I had the opportunity to accompany Claire and her father to the cemetery. Unlike Claire, there are many things that bother me about the cemetery. Gone is the respect that it once possessed and now it is nothing more than a Christian tourist group. I won’t get into the specifics as Korean libel and slander laws are extreme and unfair…but someone is making a great deal of money.
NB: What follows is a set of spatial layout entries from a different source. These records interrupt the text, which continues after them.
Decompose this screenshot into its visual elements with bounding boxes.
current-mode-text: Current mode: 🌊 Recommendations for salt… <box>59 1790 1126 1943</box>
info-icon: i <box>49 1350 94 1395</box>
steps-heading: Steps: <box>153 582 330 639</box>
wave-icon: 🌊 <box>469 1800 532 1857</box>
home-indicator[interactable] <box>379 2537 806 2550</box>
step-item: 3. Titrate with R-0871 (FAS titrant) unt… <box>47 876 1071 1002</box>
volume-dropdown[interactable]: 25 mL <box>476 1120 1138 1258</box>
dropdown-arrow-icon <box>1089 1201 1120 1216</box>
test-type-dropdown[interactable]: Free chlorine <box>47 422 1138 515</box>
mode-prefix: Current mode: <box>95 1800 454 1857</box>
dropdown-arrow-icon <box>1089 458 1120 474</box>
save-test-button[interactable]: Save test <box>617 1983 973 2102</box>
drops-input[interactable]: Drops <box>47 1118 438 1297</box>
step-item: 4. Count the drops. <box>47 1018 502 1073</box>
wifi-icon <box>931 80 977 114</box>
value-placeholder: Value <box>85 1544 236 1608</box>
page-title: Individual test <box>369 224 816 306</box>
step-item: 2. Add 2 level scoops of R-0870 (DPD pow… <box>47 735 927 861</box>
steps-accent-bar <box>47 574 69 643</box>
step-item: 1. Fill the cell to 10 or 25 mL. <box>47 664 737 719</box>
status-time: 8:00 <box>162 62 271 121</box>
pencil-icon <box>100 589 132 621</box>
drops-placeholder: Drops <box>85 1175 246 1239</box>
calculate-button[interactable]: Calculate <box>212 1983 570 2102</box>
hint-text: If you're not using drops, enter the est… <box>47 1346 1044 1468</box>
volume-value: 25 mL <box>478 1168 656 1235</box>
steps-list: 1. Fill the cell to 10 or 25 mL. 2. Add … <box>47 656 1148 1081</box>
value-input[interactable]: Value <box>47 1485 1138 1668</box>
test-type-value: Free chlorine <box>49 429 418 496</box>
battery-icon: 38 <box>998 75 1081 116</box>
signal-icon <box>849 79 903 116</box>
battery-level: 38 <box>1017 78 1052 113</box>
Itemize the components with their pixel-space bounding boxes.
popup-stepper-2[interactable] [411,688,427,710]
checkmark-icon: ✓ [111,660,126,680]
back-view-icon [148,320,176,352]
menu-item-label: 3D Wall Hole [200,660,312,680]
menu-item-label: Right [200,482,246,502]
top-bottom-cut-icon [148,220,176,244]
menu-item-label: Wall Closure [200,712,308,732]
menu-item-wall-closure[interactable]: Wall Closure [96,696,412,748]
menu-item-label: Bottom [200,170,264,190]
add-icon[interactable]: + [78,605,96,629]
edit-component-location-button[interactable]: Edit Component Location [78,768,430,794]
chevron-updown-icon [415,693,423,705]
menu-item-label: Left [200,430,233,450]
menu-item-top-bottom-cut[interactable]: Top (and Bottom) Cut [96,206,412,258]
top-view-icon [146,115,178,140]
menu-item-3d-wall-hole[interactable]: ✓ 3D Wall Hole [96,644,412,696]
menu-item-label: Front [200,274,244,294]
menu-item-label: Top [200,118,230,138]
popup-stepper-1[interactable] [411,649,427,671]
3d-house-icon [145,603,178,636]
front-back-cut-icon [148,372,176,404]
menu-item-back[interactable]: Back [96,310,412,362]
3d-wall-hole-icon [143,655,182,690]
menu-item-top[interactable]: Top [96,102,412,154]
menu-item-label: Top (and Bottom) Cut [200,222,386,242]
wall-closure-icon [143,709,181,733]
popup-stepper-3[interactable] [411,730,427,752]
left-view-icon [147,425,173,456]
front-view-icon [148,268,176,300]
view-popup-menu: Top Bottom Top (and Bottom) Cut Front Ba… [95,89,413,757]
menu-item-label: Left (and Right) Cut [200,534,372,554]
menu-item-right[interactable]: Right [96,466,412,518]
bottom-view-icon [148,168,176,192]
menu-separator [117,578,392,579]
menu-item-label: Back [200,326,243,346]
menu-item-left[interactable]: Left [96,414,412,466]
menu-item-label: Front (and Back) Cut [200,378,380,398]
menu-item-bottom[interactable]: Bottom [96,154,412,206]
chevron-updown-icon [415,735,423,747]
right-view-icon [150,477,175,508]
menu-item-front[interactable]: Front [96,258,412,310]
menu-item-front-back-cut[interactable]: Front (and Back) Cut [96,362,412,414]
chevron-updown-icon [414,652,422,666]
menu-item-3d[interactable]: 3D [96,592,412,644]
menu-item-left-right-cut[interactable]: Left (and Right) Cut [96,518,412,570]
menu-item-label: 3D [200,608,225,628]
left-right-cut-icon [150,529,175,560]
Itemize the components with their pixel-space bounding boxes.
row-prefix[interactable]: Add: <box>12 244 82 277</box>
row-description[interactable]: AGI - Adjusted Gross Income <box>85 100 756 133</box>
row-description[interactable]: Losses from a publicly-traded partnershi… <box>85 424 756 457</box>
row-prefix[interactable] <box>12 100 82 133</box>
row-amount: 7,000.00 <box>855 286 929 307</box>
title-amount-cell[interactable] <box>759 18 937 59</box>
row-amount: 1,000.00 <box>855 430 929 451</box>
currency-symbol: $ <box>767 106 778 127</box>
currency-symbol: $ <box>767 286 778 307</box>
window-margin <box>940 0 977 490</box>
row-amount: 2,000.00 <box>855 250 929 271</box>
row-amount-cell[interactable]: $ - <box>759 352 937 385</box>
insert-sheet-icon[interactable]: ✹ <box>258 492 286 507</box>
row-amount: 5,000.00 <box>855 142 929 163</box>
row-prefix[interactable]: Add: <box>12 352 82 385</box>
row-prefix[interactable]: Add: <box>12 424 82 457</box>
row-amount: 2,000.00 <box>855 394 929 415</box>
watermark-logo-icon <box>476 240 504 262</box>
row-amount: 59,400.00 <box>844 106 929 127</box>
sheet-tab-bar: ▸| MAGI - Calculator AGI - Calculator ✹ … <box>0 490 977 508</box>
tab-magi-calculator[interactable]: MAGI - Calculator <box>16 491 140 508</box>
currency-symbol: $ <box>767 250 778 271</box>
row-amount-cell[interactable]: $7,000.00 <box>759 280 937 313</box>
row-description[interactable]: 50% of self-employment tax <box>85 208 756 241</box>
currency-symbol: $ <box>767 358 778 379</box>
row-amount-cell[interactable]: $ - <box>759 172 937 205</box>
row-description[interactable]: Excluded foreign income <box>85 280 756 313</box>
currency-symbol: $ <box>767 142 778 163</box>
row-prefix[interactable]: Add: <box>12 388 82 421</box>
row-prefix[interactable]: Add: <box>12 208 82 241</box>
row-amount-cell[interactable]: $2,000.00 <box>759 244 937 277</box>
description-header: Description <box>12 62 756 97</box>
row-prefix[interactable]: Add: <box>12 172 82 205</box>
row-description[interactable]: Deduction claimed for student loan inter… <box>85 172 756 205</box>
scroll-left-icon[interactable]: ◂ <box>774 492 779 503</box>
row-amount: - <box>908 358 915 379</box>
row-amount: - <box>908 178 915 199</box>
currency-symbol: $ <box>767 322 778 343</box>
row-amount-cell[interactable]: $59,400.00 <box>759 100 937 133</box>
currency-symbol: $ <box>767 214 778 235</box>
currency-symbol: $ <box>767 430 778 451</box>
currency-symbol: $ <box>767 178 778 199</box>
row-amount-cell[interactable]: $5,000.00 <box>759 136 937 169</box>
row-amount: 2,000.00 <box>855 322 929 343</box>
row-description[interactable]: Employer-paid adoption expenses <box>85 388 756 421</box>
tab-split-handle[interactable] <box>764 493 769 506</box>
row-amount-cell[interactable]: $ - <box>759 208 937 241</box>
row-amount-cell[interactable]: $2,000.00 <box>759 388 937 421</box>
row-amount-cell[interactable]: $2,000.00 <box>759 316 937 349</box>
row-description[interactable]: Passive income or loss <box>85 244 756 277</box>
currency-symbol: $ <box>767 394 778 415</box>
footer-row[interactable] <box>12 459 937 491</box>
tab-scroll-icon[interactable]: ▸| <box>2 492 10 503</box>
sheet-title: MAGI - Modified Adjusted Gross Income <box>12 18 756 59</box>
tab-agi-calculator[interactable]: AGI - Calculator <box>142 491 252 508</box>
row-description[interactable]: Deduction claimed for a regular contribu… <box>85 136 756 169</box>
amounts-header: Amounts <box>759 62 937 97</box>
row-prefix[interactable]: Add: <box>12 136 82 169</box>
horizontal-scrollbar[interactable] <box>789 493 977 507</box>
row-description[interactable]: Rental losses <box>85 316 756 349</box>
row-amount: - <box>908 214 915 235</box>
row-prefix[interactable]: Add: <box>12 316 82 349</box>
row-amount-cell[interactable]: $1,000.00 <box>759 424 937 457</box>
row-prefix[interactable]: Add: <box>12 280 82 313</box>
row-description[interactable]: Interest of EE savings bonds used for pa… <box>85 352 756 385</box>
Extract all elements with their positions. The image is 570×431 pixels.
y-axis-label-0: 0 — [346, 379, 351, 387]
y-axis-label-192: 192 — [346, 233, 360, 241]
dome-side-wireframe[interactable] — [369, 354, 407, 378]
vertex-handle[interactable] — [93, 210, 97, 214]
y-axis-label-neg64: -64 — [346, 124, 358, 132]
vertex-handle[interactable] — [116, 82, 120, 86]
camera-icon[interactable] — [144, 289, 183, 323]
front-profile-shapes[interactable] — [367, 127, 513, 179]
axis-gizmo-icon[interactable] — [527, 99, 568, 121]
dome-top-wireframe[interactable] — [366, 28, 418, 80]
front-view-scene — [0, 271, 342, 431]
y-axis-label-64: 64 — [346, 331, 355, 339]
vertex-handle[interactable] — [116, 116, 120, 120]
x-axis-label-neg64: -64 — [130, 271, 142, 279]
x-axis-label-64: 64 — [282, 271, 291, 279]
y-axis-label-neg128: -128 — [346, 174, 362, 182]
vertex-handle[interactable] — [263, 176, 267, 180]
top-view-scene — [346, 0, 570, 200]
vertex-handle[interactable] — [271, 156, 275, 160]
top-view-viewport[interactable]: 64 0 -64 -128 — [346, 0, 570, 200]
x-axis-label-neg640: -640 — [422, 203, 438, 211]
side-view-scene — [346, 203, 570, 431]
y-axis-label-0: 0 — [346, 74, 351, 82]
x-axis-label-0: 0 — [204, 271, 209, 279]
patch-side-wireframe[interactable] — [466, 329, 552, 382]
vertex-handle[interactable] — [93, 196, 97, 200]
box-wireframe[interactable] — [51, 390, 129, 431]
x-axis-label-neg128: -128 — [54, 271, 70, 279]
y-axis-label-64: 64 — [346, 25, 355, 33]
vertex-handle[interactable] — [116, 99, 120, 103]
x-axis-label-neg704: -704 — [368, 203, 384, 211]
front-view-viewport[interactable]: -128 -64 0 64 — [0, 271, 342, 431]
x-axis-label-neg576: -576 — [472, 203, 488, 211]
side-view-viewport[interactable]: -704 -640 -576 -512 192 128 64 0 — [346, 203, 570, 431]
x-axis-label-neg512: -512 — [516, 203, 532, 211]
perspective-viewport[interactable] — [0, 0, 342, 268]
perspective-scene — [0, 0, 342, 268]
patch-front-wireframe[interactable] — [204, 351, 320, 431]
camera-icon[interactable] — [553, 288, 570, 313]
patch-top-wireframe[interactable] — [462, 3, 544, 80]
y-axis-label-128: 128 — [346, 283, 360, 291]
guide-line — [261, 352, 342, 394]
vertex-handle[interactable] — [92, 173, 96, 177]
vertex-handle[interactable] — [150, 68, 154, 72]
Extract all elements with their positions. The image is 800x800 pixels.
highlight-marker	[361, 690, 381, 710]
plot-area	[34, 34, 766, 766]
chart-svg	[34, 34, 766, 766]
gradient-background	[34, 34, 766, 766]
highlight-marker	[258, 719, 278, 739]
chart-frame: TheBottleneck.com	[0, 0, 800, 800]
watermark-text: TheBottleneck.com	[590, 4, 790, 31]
It is a shame that such a thing has happened to this cemetery which is filled with people – great and small – who have contributed so much to Korea’s history

25 05 2007
Writing From Experience « Early Modern Rambler

[...] my war wounds. All the shop assistants in my local area have now seen me mime my accident in Seoul Foreigners Cemetery. I’ll tell you dear blog reader that it’s not pleasant typing with three fingers [...]

25 05 2007
Claire

I would have liked to see what it used to look like. Was it like a western burial ground? If so, that atmosphere definitely has been lost with the pathing and the fencing.

22 06 2008
Bob Lazzell

I was in Korea in 1988-89 & 90 with the American Red Cross “Rapid Deployment Force” I am very sorry that i didn’t take the time to visit the Cemetery. I own the Book: Yanghwajin Seoul Foreign Cemetery, Korea an Informal History 1890-1984 by Donald N Clark. I also Note that Three American GI’s Killed in Vietnam are Buried in the Seoul Foreign Cemetery. They are: William Handsome House, Bobbie G Wooten and Wayne A Garber.